English actor and vocalist

James Hill (died 1817?) was an English actor and vocalist.

==Biography==
Hill was a native of Kidderminster; lost his father when four years old; was educated by an uncle, and was apprenticed at the age of sixteen to a painter. After a visit to London he went to Bristol, and with some difficulty induced the managers of the theatres at Bristol and Bath to allow him to perform for a single occasion at the Bath theatre. He made his first appearance accordingly, 1 October 1796, in Bannister's part of Belville in ‘Rosina,’ a comic opera by Mrs. Brooke. His success was enough to secure him an engagement for singing parts.
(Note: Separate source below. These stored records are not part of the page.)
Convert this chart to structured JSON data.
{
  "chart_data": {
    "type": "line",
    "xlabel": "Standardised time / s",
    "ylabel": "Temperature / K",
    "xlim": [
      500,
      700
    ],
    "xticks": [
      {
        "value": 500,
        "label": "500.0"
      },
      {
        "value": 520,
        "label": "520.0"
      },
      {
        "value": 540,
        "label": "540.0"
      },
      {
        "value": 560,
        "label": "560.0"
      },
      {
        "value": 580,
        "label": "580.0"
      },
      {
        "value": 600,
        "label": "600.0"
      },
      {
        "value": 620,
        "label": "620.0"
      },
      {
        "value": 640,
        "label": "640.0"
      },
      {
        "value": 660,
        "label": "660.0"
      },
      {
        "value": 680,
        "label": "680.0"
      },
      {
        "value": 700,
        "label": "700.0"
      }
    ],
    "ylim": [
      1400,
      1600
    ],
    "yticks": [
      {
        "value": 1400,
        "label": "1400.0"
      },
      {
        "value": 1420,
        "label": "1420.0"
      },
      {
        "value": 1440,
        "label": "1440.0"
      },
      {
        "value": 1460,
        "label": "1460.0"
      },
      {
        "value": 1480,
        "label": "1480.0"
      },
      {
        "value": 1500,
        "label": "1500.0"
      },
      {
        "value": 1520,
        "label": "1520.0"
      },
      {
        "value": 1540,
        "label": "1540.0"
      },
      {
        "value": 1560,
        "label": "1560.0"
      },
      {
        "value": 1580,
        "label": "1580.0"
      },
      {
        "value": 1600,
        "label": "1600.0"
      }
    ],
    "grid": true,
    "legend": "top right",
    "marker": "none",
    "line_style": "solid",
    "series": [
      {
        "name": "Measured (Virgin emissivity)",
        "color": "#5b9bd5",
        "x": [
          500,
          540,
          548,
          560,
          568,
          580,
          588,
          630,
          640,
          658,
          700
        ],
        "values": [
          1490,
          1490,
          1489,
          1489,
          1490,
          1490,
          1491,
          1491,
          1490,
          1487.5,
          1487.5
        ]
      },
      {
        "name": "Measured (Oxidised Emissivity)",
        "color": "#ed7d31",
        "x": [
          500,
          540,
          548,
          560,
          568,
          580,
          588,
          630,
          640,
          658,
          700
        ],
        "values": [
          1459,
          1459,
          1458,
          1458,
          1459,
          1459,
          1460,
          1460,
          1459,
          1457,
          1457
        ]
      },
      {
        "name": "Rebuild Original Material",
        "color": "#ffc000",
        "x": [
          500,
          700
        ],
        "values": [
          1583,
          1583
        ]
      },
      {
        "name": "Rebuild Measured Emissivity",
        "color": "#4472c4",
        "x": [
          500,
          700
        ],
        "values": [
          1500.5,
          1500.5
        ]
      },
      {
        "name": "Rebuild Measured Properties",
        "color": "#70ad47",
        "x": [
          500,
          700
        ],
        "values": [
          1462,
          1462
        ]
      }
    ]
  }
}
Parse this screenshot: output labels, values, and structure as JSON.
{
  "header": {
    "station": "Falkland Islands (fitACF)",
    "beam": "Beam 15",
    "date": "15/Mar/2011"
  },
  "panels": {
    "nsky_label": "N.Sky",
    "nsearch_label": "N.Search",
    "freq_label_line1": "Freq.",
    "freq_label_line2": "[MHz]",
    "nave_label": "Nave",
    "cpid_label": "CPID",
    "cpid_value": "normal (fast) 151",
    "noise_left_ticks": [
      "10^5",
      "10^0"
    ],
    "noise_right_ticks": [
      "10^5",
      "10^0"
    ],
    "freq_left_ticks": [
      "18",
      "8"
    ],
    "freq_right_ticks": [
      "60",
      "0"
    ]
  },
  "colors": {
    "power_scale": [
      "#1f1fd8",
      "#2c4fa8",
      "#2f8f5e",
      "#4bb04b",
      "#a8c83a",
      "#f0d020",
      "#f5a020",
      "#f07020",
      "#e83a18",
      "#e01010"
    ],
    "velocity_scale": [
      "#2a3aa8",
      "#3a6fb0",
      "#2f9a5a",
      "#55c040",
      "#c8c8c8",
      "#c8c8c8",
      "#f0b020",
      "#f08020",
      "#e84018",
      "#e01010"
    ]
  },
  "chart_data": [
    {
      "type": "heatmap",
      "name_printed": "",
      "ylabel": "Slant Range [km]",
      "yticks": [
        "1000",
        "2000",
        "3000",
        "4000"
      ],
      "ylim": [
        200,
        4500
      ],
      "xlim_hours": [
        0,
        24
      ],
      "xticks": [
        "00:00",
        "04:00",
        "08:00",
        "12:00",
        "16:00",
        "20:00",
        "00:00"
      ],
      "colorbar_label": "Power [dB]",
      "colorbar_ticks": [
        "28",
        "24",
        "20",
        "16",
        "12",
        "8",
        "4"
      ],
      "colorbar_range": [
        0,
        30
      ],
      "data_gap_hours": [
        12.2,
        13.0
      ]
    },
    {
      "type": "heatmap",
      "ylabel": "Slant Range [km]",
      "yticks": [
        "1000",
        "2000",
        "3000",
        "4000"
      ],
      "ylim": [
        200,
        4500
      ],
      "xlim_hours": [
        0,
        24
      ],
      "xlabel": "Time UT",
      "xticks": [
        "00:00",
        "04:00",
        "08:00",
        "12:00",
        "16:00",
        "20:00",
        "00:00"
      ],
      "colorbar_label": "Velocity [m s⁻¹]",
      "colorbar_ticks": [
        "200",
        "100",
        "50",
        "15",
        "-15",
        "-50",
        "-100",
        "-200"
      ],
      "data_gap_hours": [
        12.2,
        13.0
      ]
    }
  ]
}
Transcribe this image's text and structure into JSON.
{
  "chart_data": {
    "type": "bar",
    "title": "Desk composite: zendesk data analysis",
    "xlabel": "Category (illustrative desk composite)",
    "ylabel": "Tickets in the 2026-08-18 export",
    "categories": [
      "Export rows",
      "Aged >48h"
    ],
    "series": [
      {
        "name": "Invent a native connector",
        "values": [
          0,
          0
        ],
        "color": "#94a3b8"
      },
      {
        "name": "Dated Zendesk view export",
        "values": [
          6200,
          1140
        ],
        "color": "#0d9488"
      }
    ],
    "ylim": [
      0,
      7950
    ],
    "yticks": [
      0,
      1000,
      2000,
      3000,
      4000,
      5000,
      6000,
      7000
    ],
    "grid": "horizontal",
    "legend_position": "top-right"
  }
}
After he had taken lessons of the leader of the orchestra at Bath, Xamenes, and others, he became, on the introduction of Signora Storace, the pupil of Rauzzini. As Edwin in Leonard MacNally's comic opera of ‘Robin Hood’ he made, at Covent Garden, 8 October 1798, his first appearance in London, attracting little attention. He was the original Sir Edward in Thomas Knight's ‘Turnpike Gate,’ 14 Nov. 1799; Don Antonio in Cobb's ‘Paul and Virginia,’ 1 May 1800; Abdalla in T. J. Dibdin's ‘Il Bondocani,’ 15 Nov. 1800; Young Inca in Morton's ‘Blind Girl,’ 22 April 1801; Lorenzo in ‘Who's the Rogue?’ and he took other second-rate parts in musical pieces of little importance. De Mountfort, count of Brittany, in T. J. Dibdin's ‘English Fleet in 1342,’ is the last part in which he is traceable at Covent Garden, 13 Dec. 1803. At the close of the season of 1805–6, in resentment of some fancied injury, he retired into the country and disappeared. According to Oxberry's ‘Dramatic Chronology,’ Hill seems to have died in 1817 in Jamaica. Gilliland speaks of him as possessing a pleasing voice and genteel person, but wanting in sprightliness and ease of deportment, a respectable substitute for Incledon, but not in the same rank (Dramatic Synopsis, pp. 114–15).